The enormous household was divided into five tables in the servants' hall, one each for the Offices, Kitchen, Farmyard, ‘Gentlemen of the Horse' and Musicians. We know the salaries of most of these people: while Pepusch, for example, got £100 a year, Joseph Cox the stablehand only got £2, and so did a dairymaid with the wonderful name of Eliza Squelch. There were several musicians on the establishment, some of whom appear to have doubled as domestic servants. George Monroe, later organist at St Peter Cornhill and keyboard player in the Goodman's Fields theatre band, started his career as a page at Cannons, where he was taught by Pepusch and Handel. A certain Gherardo, ‘one of my Musick', accompanied Carnarvon's son on the grand tour, with the significant recommendation that ‘he shaves very well & hath an excellent hand on the violin, & all necessary languages'.
Handel is unlikely to have wanted to serve Lord Carnarvon on quite such a humble basis, but the Earl was an affable, generous employer, noted for his loyalty and attentiveness to those under his patronage. Added to which, he had spent two years in Germany as a student at the Duke of Brunswick's academy in Wolfenbüttel, during which time he made useful connexions in neighbouring Hanover. Doubtless these, as much as Carnarvon's love of music, helped to forge a link between the English aristocrat and the German composer, though Handel never joined the Cannons household and it is noteworthy that Carnarvon referred to him as ‘Mr Handel', implying respect rather than an assumption of social superiority.
Recommendations were hardly necessary. Carnarvon and Burlington were acquainted, and the Earl was on good terms with Arbuthnot, Swift and Pope. The pomp and grandeur of Cannons was the subject of continual comment by these and other writers, but Carnarvon was obviously pleased with his achievements. A fine new chapel was being built, with a ceiling by the Trevisan artist Antonio Bellucci and specially designed windows, though until it was finished services took place in the nearby parish church of St Lawrence, Whitchurch, and it was for this that Handel now furnished eleven new anthems. Writing to Arbuthnot, Carnarvon, delighted with the result, says: ‘Mr Handle has made me two new Anthems very noble ones & most think they far exceed the two first. He is at work for 2 more & some Overtures to be plaied before the first lesson.
You had as good take Cannons in your way to London.'
What used to be called the Chandos anthems have recently been rechristened the Cannons anthems, since Carnarvon did not acquire his dukedom until two years after they were composed.
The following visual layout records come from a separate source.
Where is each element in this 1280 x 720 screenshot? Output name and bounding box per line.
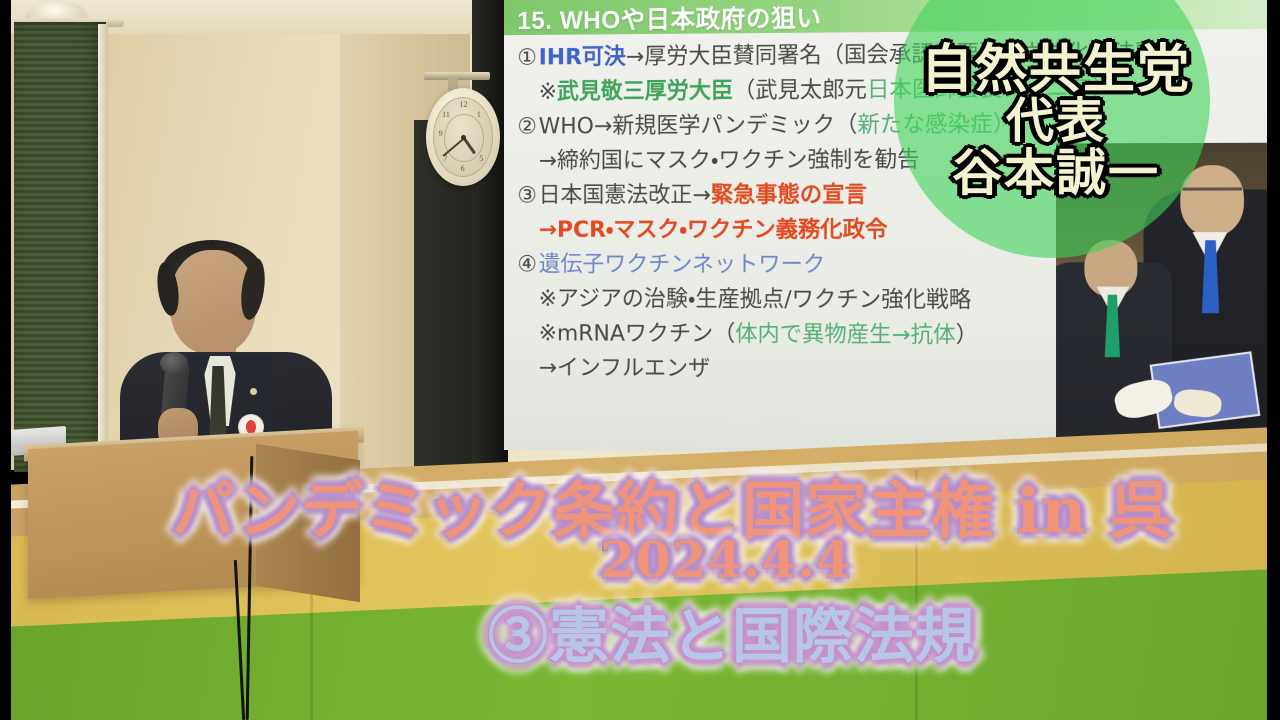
microphone-head-icon [160,352,188,374]
clock-numeral: 9 [439,129,443,138]
clock-numeral: 5 [479,154,483,163]
person-name: 谷本誠一 [856,146,1256,200]
clock-numeral: 1 [477,110,481,119]
video-frame: 12 1 5 6 7 9 11 15. WHOや日本政府の狙い ①IHR可決→厚… [0,0,1280,720]
letterbox-bar-left [0,0,11,720]
slide-header-text: 15. WHOや日本政府の狙い [517,0,821,37]
clock-numeral: 12 [460,100,468,109]
speaker-lapel-pin-icon [250,388,257,395]
clock-face: 12 1 5 6 7 9 11 [433,97,493,177]
clock-numeral: 11 [442,110,450,119]
clock-center-pin [461,135,466,140]
backdrop-seam [915,470,918,720]
party-name: 自然共生党 [856,42,1256,98]
wall-clock-icon: 12 1 5 6 7 9 11 [426,88,500,186]
speaker-identity-badge: 自然共生党 代表 谷本誠一 [856,42,1256,200]
podium-side-panel [256,444,360,602]
clock-numeral: 6 [461,164,465,173]
screen-frame-shadow [472,0,508,470]
letterbox-bar-right [1267,0,1280,720]
role-label: 代表 [856,96,1256,148]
Set mainly to psalm texts, their music, consolidating on the experience acquired while Handel was writing his earlier English canticles, is an effective mixture of original work with recycled material from the
Utrecht Te Deum and Jubilate
and the
Caroline Te Deum
. He seems to have written them in pairs, a newly composed anthem alongside one using already existing music. Since the choir at St Lawrence's was considerably smaller than that of the Chapel Royal, Handel placed more emphasis on solo episodes, with the various choruses as vocal ensembles, accompanied by a small band with perhaps one player per part. Because Carnarvon is said to have disliked the alto voice, solos are awarded only to treble, tenor and bass.
Throughout the anthems the choral writing displays an imaginative resourcefulness and the exhilarating rhythmic pulse of the opening numbers of ‘Let God arise' or ‘O praise the Lord with one consent', with its chorale-like use of Croft's ‘St Anne' tune, is totally infectious. In the solo items a much quieter, more restrained hand is at work, and though at times a hint of embarrassed self-consciousness sets in, almost as if religious decorum is getting the better of the composer, these movements in general form apt islands of introspection within each work.